Govt's diabetes research grants 'could' lead to cure
Research grants recently awarded by the NSW government to 14 researchers offer a glimmer of hope to the more than 1.5 million Australians who suffer from diabetes.
NSW Minister for Health and Minister for Medical Research Jillian Skinner awarded 14 researchers with new Diabetes Australia grants at an event on Tuesday (29 July) in the NSW Parliament House.
Forty-six research projects were granted funding nationally for 2014 totalling $3.5 million. The Diabetes Australia Research Program has provided over $20m in research funding coming from charitable and philanthropic donors across Australia over past seven years.
Skinner says that research into finding a cure for diabetes and preventing diabetes and its complications is crucial.
Despite the large percentage of the population who have to cope with the debilitating condition – which can cause heart attacks, strokes, blindness, amputations and kidney failure – there is still no cure for type 1 or type 2 diabetes.
New national strategy
Skinner said the federal government has shown commitment to reducing the impact of diabetes by developing a new national strategy, led by an expert advisory group that is co-chaired by Diabetes Australia President, Judi Moylan.

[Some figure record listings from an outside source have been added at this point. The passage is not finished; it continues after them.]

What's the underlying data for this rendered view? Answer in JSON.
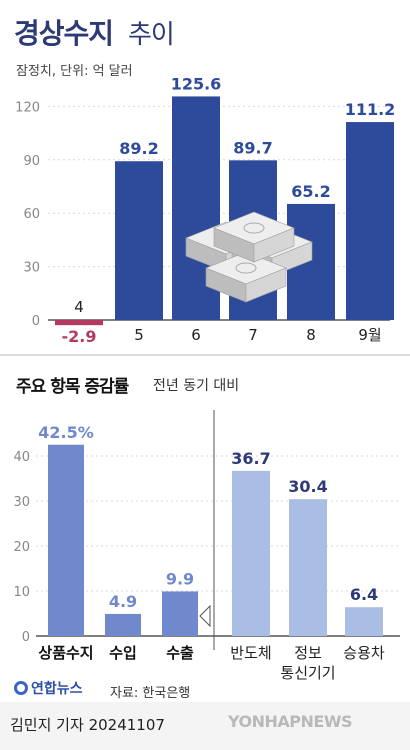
{
  "header": {
    "title_bold": "경상수지",
    "title_light": "추이",
    "subtitle": "잠정치, 단위: 억 달러"
  },
  "section2": {
    "title": "주요 항목 증감률",
    "note": "전년 동기 대비"
  },
  "footer": {
    "logo_text": "연합뉴스",
    "source": "자료: 한국은행",
    "reporter": "김민지 기자",
    "date": "20241107",
    "watermark": "YONHAPNEWS"
  },
  "colors": {
    "bar_main": "#2e4a9b",
    "bar_negative": "#b33a5e",
    "bar_goods": "#6f89cc",
    "bar_products": "#aabde5",
    "axis_text": "#888888",
    "grid": "#d9d9d9"
  },
  "chart_data": [
    {
      "type": "bar",
      "title": "경상수지 추이",
      "subtitle": "잠정치, 단위: 억 달러",
      "categories": [
        "4",
        "5",
        "6",
        "7",
        "8",
        "9월"
      ],
      "values": [
        -2.9,
        89.2,
        125.6,
        89.7,
        65.2,
        111.2
      ],
      "value_labels": [
        "-2.9",
        "89.2",
        "125.6",
        "89.7",
        "65.2",
        "111.2"
      ],
      "y_ticks": [
        0,
        30,
        60,
        90,
        120
      ],
      "ylim": [
        -5,
        130
      ],
      "grid": true
    },
    {
      "type": "bar",
      "title": "주요 항목 증감률",
      "subtitle": "전년 동기 대비",
      "categories": [
        "상품수지",
        "수입",
        "수출"
      ],
      "values": [
        42.5,
        4.9,
        9.9
      ],
      "value_labels": [
        "42.5%",
        "4.9",
        "9.9"
      ],
      "y_ticks": [
        0,
        10,
        20,
        30,
        40
      ],
      "ylim": [
        0,
        45
      ],
      "grid": true
    },
    {
      "type": "bar",
      "categories": [
        "반도체",
        "정보\n통신기기",
        "승용차"
      ],
      "values": [
        36.7,
        30.4,
        6.4
      ],
      "value_labels": [
        "36.7",
        "30.4",
        "6.4"
      ],
      "grid": true
    }
  ]
}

"Research to create a future without diabetes and its complications is essential," Moylan said.
"It has been more than 70 years since lifesaving insulin was discovered, however we still don't know the actual causes of type 1 or type 2 diabetes nor how diabetes causes serious health complications and how to prevent it.

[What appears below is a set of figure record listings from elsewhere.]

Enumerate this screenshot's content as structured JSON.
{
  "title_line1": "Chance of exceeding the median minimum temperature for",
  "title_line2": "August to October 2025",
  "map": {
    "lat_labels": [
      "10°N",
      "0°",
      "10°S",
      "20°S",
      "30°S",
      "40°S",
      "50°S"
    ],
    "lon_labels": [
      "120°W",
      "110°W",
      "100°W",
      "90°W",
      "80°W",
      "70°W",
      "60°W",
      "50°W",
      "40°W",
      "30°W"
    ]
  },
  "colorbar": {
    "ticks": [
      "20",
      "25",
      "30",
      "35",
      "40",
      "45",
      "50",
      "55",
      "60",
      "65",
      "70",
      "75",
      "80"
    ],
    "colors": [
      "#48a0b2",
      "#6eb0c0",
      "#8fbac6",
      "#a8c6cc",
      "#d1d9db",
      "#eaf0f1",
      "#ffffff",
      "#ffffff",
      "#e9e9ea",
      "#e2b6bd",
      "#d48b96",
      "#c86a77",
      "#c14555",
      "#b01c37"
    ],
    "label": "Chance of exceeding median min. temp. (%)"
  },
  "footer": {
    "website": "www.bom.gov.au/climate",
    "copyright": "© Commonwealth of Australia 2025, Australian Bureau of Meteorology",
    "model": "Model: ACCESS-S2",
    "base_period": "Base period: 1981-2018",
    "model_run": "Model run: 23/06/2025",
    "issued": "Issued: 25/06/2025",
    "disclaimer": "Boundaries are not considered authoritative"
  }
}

"Last year the National Health and Medical Research Council provided $44 million for diabetes research but this was dwarfed by $197 million for cancer and cardiovascular research. This is despite diabetes being the fastest growing epidemic and a major cause of hospitalisations, cost and lost productivity."

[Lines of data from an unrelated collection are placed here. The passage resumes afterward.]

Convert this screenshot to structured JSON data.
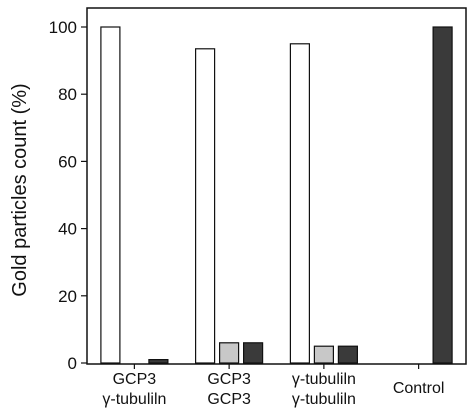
{
  "chart_data": {
    "type": "bar",
    "ylabel": "Gold particles count (%)",
    "ylim": [
      0,
      100
    ],
    "yticks": [
      0,
      20,
      40,
      60,
      80,
      100
    ],
    "categories": [
      {
        "line1": "GCP3",
        "line2": "γ-tubuliln"
      },
      {
        "line1": "GCP3",
        "line2": "GCP3"
      },
      {
        "line1": "γ-tubuliln",
        "line2": "γ-tubuliln"
      },
      {
        "line1": "Control",
        "line2": ""
      }
    ],
    "series": [
      {
        "values": [
          100,
          93.5,
          95,
          0
        ],
        "color": "#ffffff"
      },
      {
        "values": [
          0,
          6,
          5,
          0
        ],
        "color": "#c8c8c8"
      },
      {
        "values": [
          1,
          6,
          5,
          100
        ],
        "color": "#3a3a3a"
      }
    ],
    "grid": false,
    "legend": "none"
  }
}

Skinner said: "The National Diabetes Strategy will strengthen Australia's response to the key areas of prevention and the primary health care sector, and will assist in identifying ways that will curb the impact of the condition through early diagnosis and treatment."
Non-invasive alternative therapy
One such therapy which has been successfully improving the quality of life for type 2 diabetics who are not properly controlled with medical or lifestyle intervention involves a device called the EndoBarrier.
Non-evasive and reversible, the device is inserted via a tube through the patient's mouth, and then secured just below the stomach and into the start of the intestine. It is then unfurled as a plastic tube into the small bowel. By having the plastic tubing within the duodenum, the EndoBarrier excludes food from that part of the small intestine, improving diabetic control rapidly.
The therapy has been in use for nearly two years in Australia, and according to Dr Harry Frydenberg, laparoscopic and general surgeon at Epworth Centre in Melbourne, solid results are being seen in patients.
"We've had some good weight losses – some have lost up to 32kgs within a year, which is very good. The average is between 12-20," he said.
A patient of his, Terry Crews, said the therapy had given him a "second chance at life". Like millions of Australians hindered by type 2 diabetes, Crews was desperate to find a way to improve his lifestyle.
"I'd tried a number of methods to reduce my weight, none of which helped. I ended up being bedridden – my knees were gone, my hips were gone. Everything was sort of failing. I needed assistance for everyday activities like going to the toilet and putting my socks on," he said.
Having done his own research, Crews was well aware of the "dramatic side effects" associated with other forms of treatment.
"Having found EndoBarrier, which was non-invasive and easily reversible, it became a pretty simple decision," he said.
Prominent researcher Dr Paul Lee from the Garvan Institute of Medical Research is researching whether increasing or activating brown fat can help prevent or treat type 2 diabetes.
"Understanding how brown fat utilises energy, particularly sugar, may help us devise ways to improve energy balance in the body through brown fat," Dr Lee said.
"Our research will look at whether diet, exercise or medications for diabetes work through brown fat, or whether brown fat may be a completely new target exploitable in therapeutic development."
Diabetes Australia CEO Prof Greg Johnson said that the generosity of Australians has made it possible support vital diabetes research.
He said: "We hope more Australians, more companies and more philanthropists will join with us to support targeted and important diabetes research to help create a future where Australians do not face the threat of diabetes or its complications."